Ekip
26 September 2015•Update: 26 September 2015
By CS Thana
BANGKOK
Thai courts have approved 17 new warrants in connection with a bombing in Bangkok last month that killed 20 people and injured more than 100 others.
The Bangkok Military Court approved the new orders, which included charges of premeditated murder and causing a deadly explosion, the Bangkok Post reported Saturday.
The charge of premeditated murder carries the death penalty.
A Metropolitan police spokesperson, who declined to be named citing regulation, told Anadolu Agency that the new warrants overlapped with previous ones for possession of bomb-making materials, but were issued because police had enough evidence to connect the bomb-making materials to the scene of the blast.
Thai police claimed Friday that a Uighur man already in custody on suspicion of involvement in the blast at a popular Hindu shrine is in fact the bomber.
Srivara Rangsi-prammanaku, head of Bangkok Police, told reporters that investigative teams had found enough evidence and witnesses to “definitely” prove that a man Thailand calls Adem Karadag – whose lawyer says is actually named Bilal Muhammed -- was the man seen in CCTV footage planting the Aug. 17 bomb at the Erawan Shrine.
The Uighur are a Muslim Turkic minority mostly from Xinjiang in northwestern China who claim their cultural and religious rights are curtailed by the Chinese authorities.
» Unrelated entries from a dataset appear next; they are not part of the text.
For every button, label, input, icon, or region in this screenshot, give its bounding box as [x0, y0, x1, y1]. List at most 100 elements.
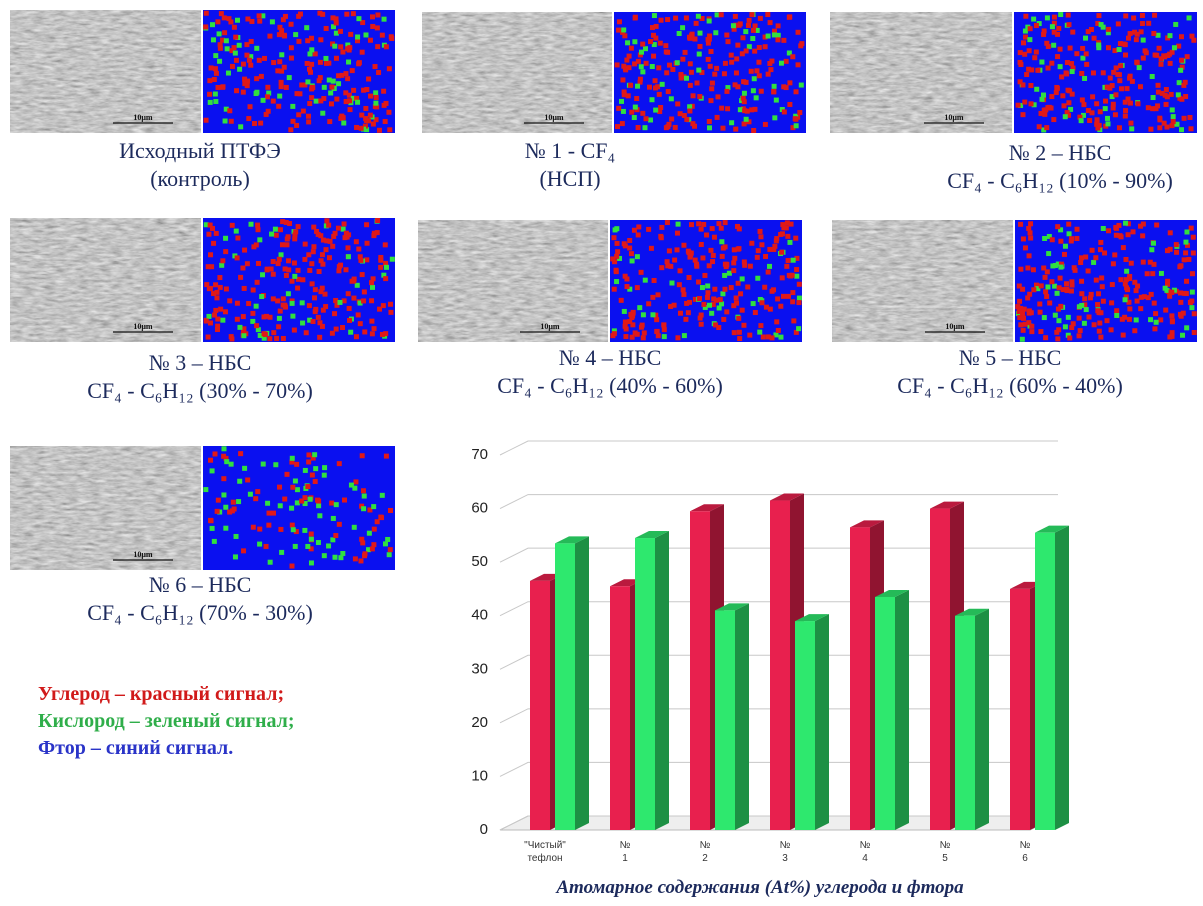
eds-dot	[1184, 325, 1189, 330]
eds-dot	[323, 56, 328, 61]
eds-dot	[1021, 316, 1026, 321]
eds-dot	[346, 254, 351, 259]
eds-dot	[1018, 50, 1023, 55]
eds-dot	[1028, 83, 1033, 88]
eds-dot	[324, 218, 329, 223]
eds-dot	[354, 239, 359, 244]
eds-dot	[348, 107, 353, 112]
eds-dot	[283, 266, 288, 271]
eds-dot	[347, 318, 352, 323]
eds-dot	[309, 537, 314, 542]
eds-dot	[251, 288, 256, 293]
eds-dot	[711, 253, 716, 258]
eds-dot	[260, 272, 265, 277]
eds-dot	[757, 45, 762, 50]
sem-image	[10, 218, 201, 342]
eds-dot	[257, 19, 262, 24]
eds-dot	[684, 15, 689, 20]
eds-dot	[689, 70, 694, 75]
eds-dot	[749, 107, 754, 112]
bar-front	[1010, 589, 1030, 830]
eds-dot	[362, 329, 367, 334]
eds-dot	[1087, 118, 1092, 123]
eds-dot	[1029, 67, 1034, 72]
eds-dot	[619, 298, 624, 303]
eds-dot	[1170, 107, 1175, 112]
eds-dot	[735, 43, 740, 48]
eds-dot	[1084, 307, 1089, 312]
eds-dot	[767, 61, 772, 66]
legend-text: Углерод – красный сигнал;	[38, 683, 284, 705]
eds-dot	[751, 28, 756, 33]
eds-dot	[383, 242, 388, 247]
eds-dot	[1082, 296, 1087, 301]
eds-dot	[292, 274, 297, 279]
eds-dot	[629, 315, 634, 320]
eds-dot	[1150, 74, 1155, 79]
eds-dot	[234, 534, 239, 539]
eds-dot	[778, 304, 783, 309]
eds-dot	[1151, 31, 1156, 36]
eds-dot	[211, 241, 216, 246]
eds-dot	[623, 320, 628, 325]
eds-dot	[309, 560, 314, 565]
eds-dot	[751, 88, 756, 93]
eds-dot	[322, 553, 327, 558]
eds-dot	[1096, 291, 1101, 296]
eds-dot	[370, 331, 375, 336]
eds-dot	[311, 244, 316, 249]
eds-dot	[307, 303, 312, 308]
eds-dot	[759, 300, 764, 305]
eds-dot	[660, 82, 665, 87]
eds-dot	[1023, 245, 1028, 250]
legend-text: Фтор – синий сигнал.	[38, 737, 233, 759]
eds-dot	[1056, 26, 1061, 31]
eds-dot	[1156, 90, 1161, 95]
eds-dot	[794, 267, 799, 272]
eds-dot	[734, 56, 739, 61]
eds-dot	[675, 247, 680, 252]
eds-dot	[733, 14, 738, 19]
eds-dot	[1057, 285, 1062, 290]
eds-dot	[731, 303, 736, 308]
eds-dot	[259, 294, 264, 299]
eds-dot	[649, 97, 654, 102]
eds-dot	[650, 25, 655, 30]
eds-dot	[1041, 265, 1046, 270]
eds-dot	[724, 89, 729, 94]
eds-dot	[707, 125, 712, 130]
eds-dot	[1123, 53, 1128, 58]
eds-dot	[331, 234, 336, 239]
eds-dot	[1123, 13, 1128, 18]
eds-dot	[1118, 277, 1123, 282]
eds-dot	[316, 315, 321, 320]
eds-dot	[1169, 92, 1174, 97]
eds-dot	[300, 277, 305, 282]
eds-dot	[794, 89, 799, 94]
eds-dot	[1065, 60, 1070, 65]
eds-dot	[1069, 279, 1074, 284]
eds-dot	[366, 76, 371, 81]
eds-dot	[646, 227, 651, 232]
panel: 10μm№ 1 - CF₄(НСП)	[422, 12, 806, 191]
caption: (контроль)	[150, 166, 250, 191]
eds-dot	[1158, 62, 1163, 67]
eds-dot	[1117, 47, 1122, 52]
eds-dot	[1150, 271, 1155, 276]
eds-dot	[1189, 305, 1194, 310]
eds-dot	[1095, 126, 1100, 131]
eds-dot	[1064, 71, 1069, 76]
eds-dot	[305, 544, 310, 549]
eds-dot	[772, 115, 777, 120]
eds-dot	[1096, 45, 1101, 50]
bar	[875, 590, 909, 830]
eds-dot	[1137, 65, 1142, 70]
eds-dot	[322, 85, 327, 90]
eds-dot	[688, 61, 693, 66]
eds-dot	[230, 64, 235, 69]
eds-dot	[293, 229, 298, 234]
eds-dot	[286, 258, 291, 263]
eds-dot	[766, 34, 771, 39]
eds-dot	[1106, 228, 1111, 233]
eds-dot	[257, 527, 262, 532]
Thousands have fled with the aid of people smugglers, some to settle in Turkey.
Muhammed was apprehended Aug. 29 in possession of a badly forged Turkish passport at the same apartment where bomb-making materials and hundreds of other fake Turkish passports were found.
Responding to the impending charges, Muhammed’s lawyer Choochart Khanphai told Anadolu Agency on Friday that the allegations “did not add up”, noting his client had been interrogated through the night earlier this week, just a day after being hospitalized.
Khanphai also maintained his client was not in the country at the time of the bombing.
“My client arrived in Thailand on Aug. 21, days after the bombing,” he said.
He added: “Muhammed knows nothing whatsoever about the bombing.”
He said his client was passing though Thailand to Malaysia, where he was looking for a job.
Khanphai claimed Muhammed -- one of three suspects arrested to date -- is a Turkish national, but said that he had admitted to traveling on a fake Turkish passport.
Khanphai has previously said that the 30-year-old was born in Xinjiang’s capital Urumqi and arrived in Turkey in 2004 where he gained citizenship and employment as a truck driver.
Since the explosion, the police investigation has focused on human trafficking gangs responsible for smuggling refugees from China to Turkey.
Police maintain the bombing was not an act of terrorism but a revenge attack by criminal elements upset at Thailand's crackdown on human trafficking.